The giant drugstore chain became the go-to spot for hordes of shady buyers, called smurfers, who ran around scooping up over-the-counter decongestants under orders from bad guys who cook up methamphetamine.
Since 2005, federal law has limited how much pseudoephedrine a person can buy (no more than 3.6 grams a day). And retailers, like CVS, are supposed to police that by checking IDs and requiring people to sign for the stuff
But the chain switched from a paper logbook to an electronic system to keep track of things. The computerized ledger didn't prevent the same person from making a bunch of pseudoephedrine buys on the same day. And store employees, the feds say, were told to obey the computerized system's approval of sales, even if they had their doubts about the buyers.
Other retailers did a much better job on complying with the law, so the smurfers took their business to CVS, the feds say.
In a statement, CVS Chairman and CEO Thomas Ryan said, "We have resolved this issue, which unfortunately resulted from a breakdown in CVS/pharmacy's normally high management and oversight standards."

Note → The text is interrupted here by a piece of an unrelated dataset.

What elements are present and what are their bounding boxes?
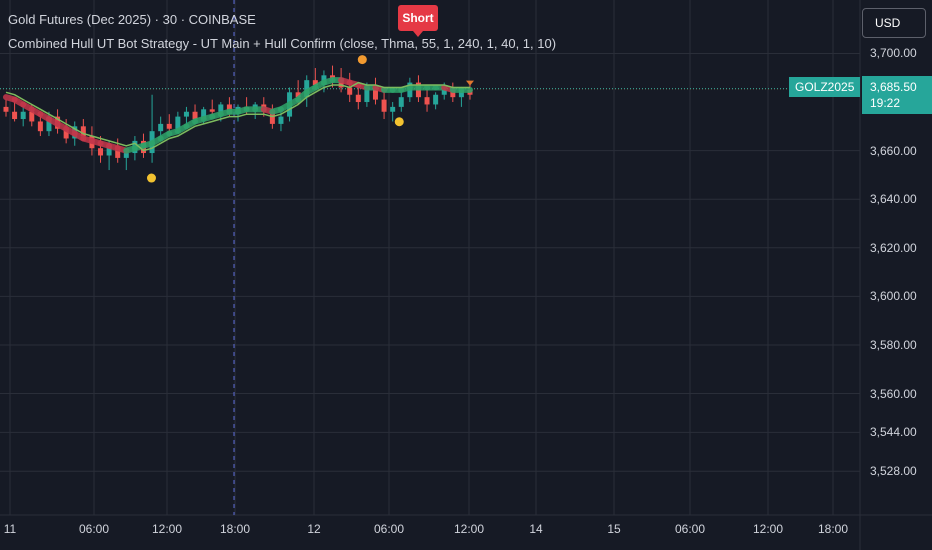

High management and oversight standards. The same standards that resulted in the company paying $36.7 million for ripping off Medicaid.

The same high standards that resulted in them "accidentally" charging people enrolled in CVS/Caremark's Medicare part D plans too much.

The same high standards that had two of their executives fighting off charges they tried to bribe a Rhode Island state senator. High standards would be avoiding even the appearance of impropriety. At least at most companies.

Again I'll ask, how many isolated incidents does it take before it's officially a pattern? Their "high standards" seem to be about as effective as the extensive pre-employment screening process they claimed to have when they got busted for hiring the fake pharmacist.

Who by the way, evidently had no problem practicing pharmacy the way CVS expects it to be practiced.

Something stinks here my friends. Something here totally smells like a rotten company.

Thanks to the alert readers who tipped me to the stories.